Genomes of identical twins reveal epigenetic changes that may play role in lupus

Identical twins look the same and are nearly genetically identical, but environmental factors and the resulting cellular changes could cause disease in one sibling and not the other. In a study published online in Genome Research, scientists have studied twins discordant for the autoimmune disease lupus, mapping DNA modifications across the genome and shedding light on epigenetic changes that may play a role in the disease.

Because the genetic makeup of monozygotic twins (commonly known as identical twins) is nearly identical, phenotypic traits and heritable diseases are often concordant, manifesting in both siblings. However, some phenotypes and diseases such as autoimmune disease can arise in only one sibling, suggesting other factors such as environment likely play a role in determining phenotypic differences.

Epigenetic modifications, cellular changes that can influence expression of genes, are now widely recognized to influence phenotype and frequently occur in disease. Furthermore, environmental factors such as diet and chemical exposure can change the epigenetic status of genes. Recent research has identified epigenetic modifications at several aberrantly regulated genes in autoimmune diseases such as systemic lupus erythematosus (SLE), and other studies have suggested that epigenetic differences are associated with phenotypic discordance between identical twins.

In this work, researchers from Spain and the United States performed the first genome-wide high-throughput analysis of a specific epigenetic modification, DNA methylation, in the context of autoimmune disease. Taking advantage of the identical genetic background in monozygotic twins, the group directly compared DNA methylation in healthy twins and twins discordant for autoimmune diseases, including SLE, looking for changes that could be related to pathogenesis in one sibling and not the other.

In the case of SLE, the group found widespread changes in DNA methylation status at a significant number of genes. Dr. Esteban Ballestar, senior author of the study, noted that this is the largest number of genes exhibiting DNA methylation changes observed in an autoimmune disease to date, and includes genes previously implicated in SLE pathogenesis. Importantly, Ballestar's team found that a significant number of the novel differentially methylated genes are related to multiple immune system functions and are potentially linked to SLE.

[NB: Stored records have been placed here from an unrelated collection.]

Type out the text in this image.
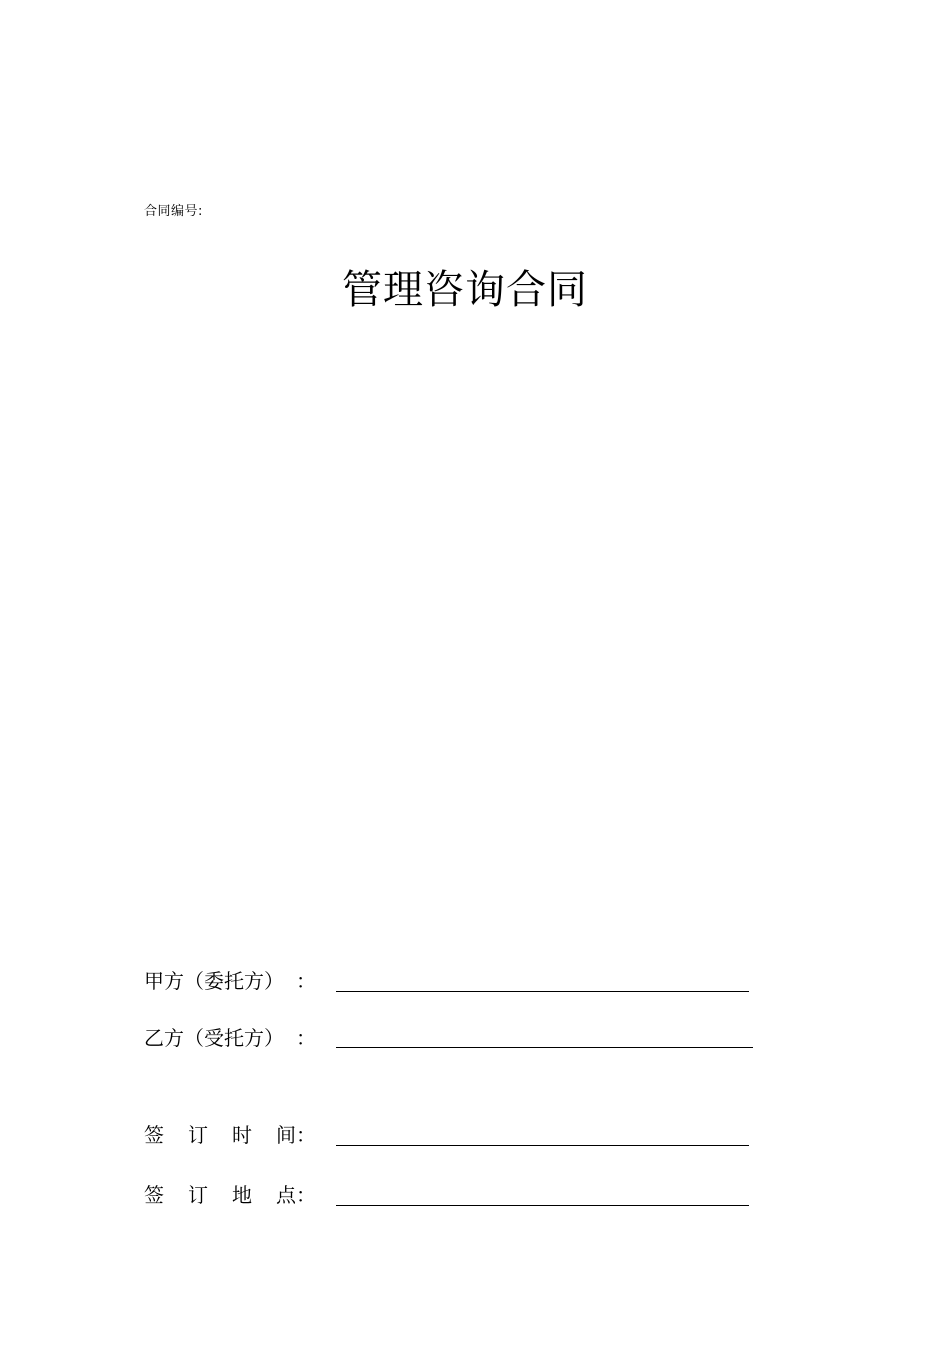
合同编号:
管理咨询合同
甲方（委托方） ：
乙方（受托方） ：
签 订 时 间 ：
签 订 地 点 ：
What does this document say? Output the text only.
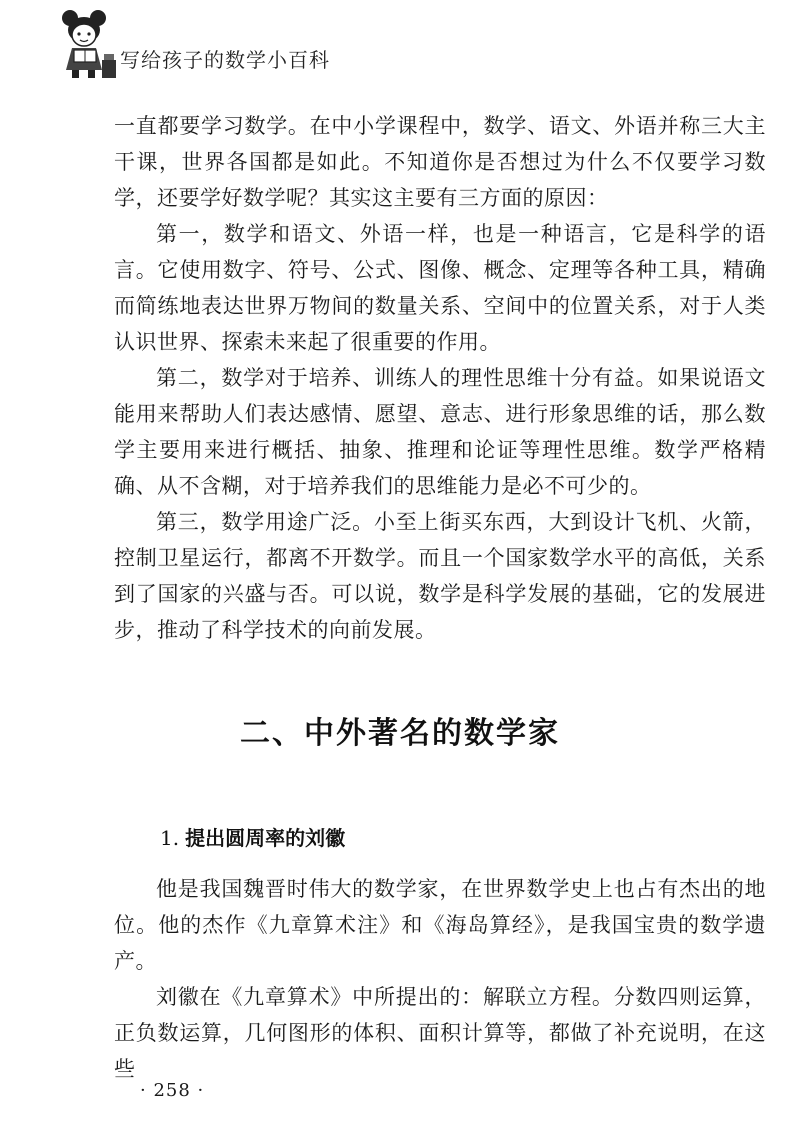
写给孩子的数学小百科

一直都要学习数学。在中小学课程中，数学、语文、外语并称三大主干课，世界各国都是如此。不知道你是否想过为什么不仅要学习数学，还要学好数学呢？其实这主要有三方面的原因：

第一，数学和语文、外语一样，也是一种语言，它是科学的语言。它使用数字、符号、公式、图像、概念、定理等各种工具，精确而简练地表达世界万物间的数量关系、空间中的位置关系，对于人类认识世界、探索未来起了很重要的作用。

第二，数学对于培养、训练人的理性思维十分有益。如果说语文能用来帮助人们表达感情、愿望、意志、进行形象思维的话，那么数学主要用来进行概括、抽象、推理和论证等理性思维。数学严格精确、从不含糊，对于培养我们的思维能力是必不可少的。

第三，数学用途广泛。小至上街买东西，大到设计飞机、火箭，控制卫星运行，都离不开数学。而且一个国家数学水平的高低，关系到了国家的兴盛与否。可以说，数学是科学发展的基础，它的发展进步，推动了科学技术的向前发展。

二、中外著名的数学家
1. 提出圆周率的刘徽

他是我国魏晋时伟大的数学家，在世界数学史上也占有杰出的地位。他的杰作《九章算术注》和《海岛算经》，是我国宝贵的数学遗产。

刘徽在《九章算术》中所提出的：解联立方程。分数四则运算，正负数运算，几何图形的体积、面积计算等，都做了补充说明，在这些

· 258 ·
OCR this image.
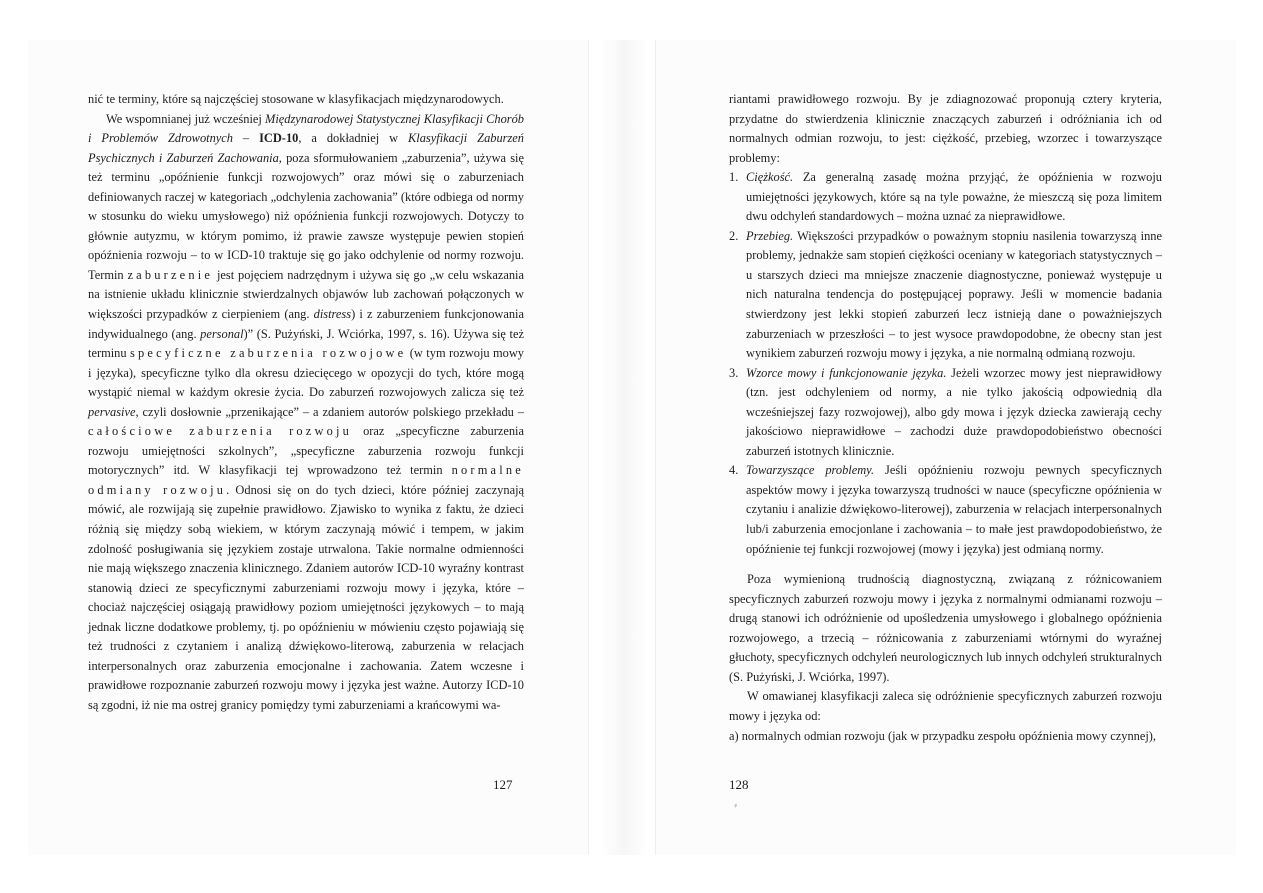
nić te terminy, które są najczęściej stosowane w klasyfikacjach międzynarodowych.

We wspomnianej już wcześniej Międzynarodowej Statystycznej Klasyfikacji Chorób i Problemów Zdrowotnych – ICD-10, a dokładniej w Klasyfikacji Zaburzeń Psychicznych i Zaburzeń Zachowania, poza sformułowaniem „zaburzenia”, używa się też terminu „opóźnienie funkcji rozwojowych” oraz mówi się o zaburzeniach definiowanych raczej w kategoriach „odchylenia zachowania” (które odbiega od normy w stosunku do wieku umysłowego) niż opóźnienia funkcji rozwojowych. Dotyczy to głównie autyzmu, w którym pomimo, iż prawie zawsze występuje pewien stopień opóźnienia rozwoju – to w ICD-10 traktuje się go jako odchylenie od normy rozwoju. Termin zaburzenie jest pojęciem nadrzędnym i używa się go „w celu wskazania na istnienie układu klinicznie stwierdzalnych objawów lub zachowań połączonych w większości przypadków z cierpieniem (ang. distress) i z zaburzeniem funkcjonowania indywidualnego (ang. personal)” (S. Pużyński, J. Wciórka, 1997, s. 16). Używa się też terminu specyficzne zaburzenia rozwojowe (w tym rozwoju mowy i języka), specyficzne tylko dla okresu dziecięcego w opozycji do tych, które mogą wystąpić niemal w każdym okresie życia. Do zaburzeń rozwojowych zalicza się też pervasive, czyli dosłownie „przenikające” – a zdaniem autorów polskiego przekładu – całościowe zaburzenia rozwoju oraz „specyficzne zaburzenia rozwoju umiejętności szkolnych”, „specyficzne zaburzenia rozwoju funkcji motorycznych” itd. W klasyfikacji tej wprowadzono też termin normalne odmiany rozwoju. Odnosi się on do tych dzieci, które później zaczynają mówić, ale rozwijają się zupełnie prawidłowo. Zjawisko to wynika z faktu, że dzieci różnią się między sobą wiekiem, w którym zaczynają mówić i tempem, w jakim zdolność posługiwania się językiem zostaje utrwalona. Takie normalne odmienności nie mają większego znaczenia klinicznego. Zdaniem autorów ICD-10 wyraźny kontrast stanowią dzieci ze specyficznymi zaburzeniami rozwoju mowy i języka, które – chociaż najczęściej osiągają prawidłowy poziom umiejętności językowych – to mają jednak liczne dodatkowe problemy, tj. po opóźnieniu w mówieniu często pojawiają się też trudności z czytaniem i analizą dźwiękowo-literową, zaburzenia w relacjach interpersonalnych oraz zaburzenia emocjonalne i zachowania. Zatem wczesne i prawidłowe rozpoznanie zaburzeń rozwoju mowy i języka jest ważne. Autorzy ICD-10 są zgodni, iż nie ma ostrej granicy pomiędzy tymi zaburzeniami a krańcowymi wa-

127

riantami prawidłowego rozwoju. By je zdiagnozować proponują cztery kryteria, przydatne do stwierdzenia klinicznie znaczących zaburzeń i odróżniania ich od normalnych odmian rozwoju, to jest: ciężkość, przebieg, wzorzec i towarzyszące problemy:

1. Ciężkość. Za generalną zasadę można przyjąć, że opóźnienia w rozwoju umiejętności językowych, które są na tyle poważne, że mieszczą się poza limitem dwu odchyleń standardowych – można uznać za nieprawidłowe.
2. Przebieg. Większości przypadków o poważnym stopniu nasilenia towarzyszą inne problemy, jednakże sam stopień ciężkości oceniany w kategoriach statystycznych – u starszych dzieci ma mniejsze znaczenie diagnostyczne, ponieważ występuje u nich naturalna tendencja do postępującej poprawy. Jeśli w momencie badania stwierdzony jest lekki stopień zaburzeń lecz istnieją dane o poważniejszych zaburzeniach w przeszłości – to jest wysoce prawdopodobne, że obecny stan jest wynikiem zaburzeń rozwoju mowy i języka, a nie normalną odmianą rozwoju.
3. Wzorce mowy i funkcjonowanie języka. Jeżeli wzorzec mowy jest nieprawidłowy (tzn. jest odchyleniem od normy, a nie tylko jakością odpowiednią dla wcześniejszej fazy rozwojowej), albo gdy mowa i język dziecka zawierają cechy jakościowo nieprawidłowe – zachodzi duże prawdopodobieństwo obecności zaburzeń istotnych klinicznie.
4. Towarzyszące problemy. Jeśli opóźnieniu rozwoju pewnych specyficznych aspektów mowy i języka towarzyszą trudności w nauce (specyficzne opóźnienia w czytaniu i analizie dźwiękowo-literowej), zaburzenia w relacjach interpersonalnych lub/i zaburzenia emocjonlane i zachowania – to małe jest prawdopodobieństwo, że opóźnienie tej funkcji rozwojowej (mowy i języka) jest odmianą normy.

Poza wymienioną trudnością diagnostyczną, związaną z różnicowaniem specyficznych zaburzeń rozwoju mowy i języka z normalnymi odmianami rozwoju – drugą stanowi ich odróżnienie od upośledzenia umysłowego i globalnego opóźnienia rozwojowego, a trzecią – różnicowania z zaburzeniami wtórnymi do wyraźnej głuchoty, specyficznych odchyleń neurologicznych lub innych odchyleń strukturalnych (S. Pużyński, J. Wciórka, 1997).

W omawianej klasyfikacji zaleca się odróżnienie specyficznych zaburzeń rozwoju mowy i języka od:

a) normalnych odmian rozwoju (jak w przypadku zespołu opóźnienia mowy czynnej),

128
⸗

"Our study suggests that the effect of the environment or differences in lifestyle may leave a molecular mark in key genes for immune function that contributes to the differential onset of the disease in twins," Ballestar said. Most studies of DNA methylation and human disease have been in the context of cancer research, Ballestar noted, and he hopes that this work will attract more researchers to also investigate DNA methylation alterations in autoimmune disease and other disorders for the development of therapies.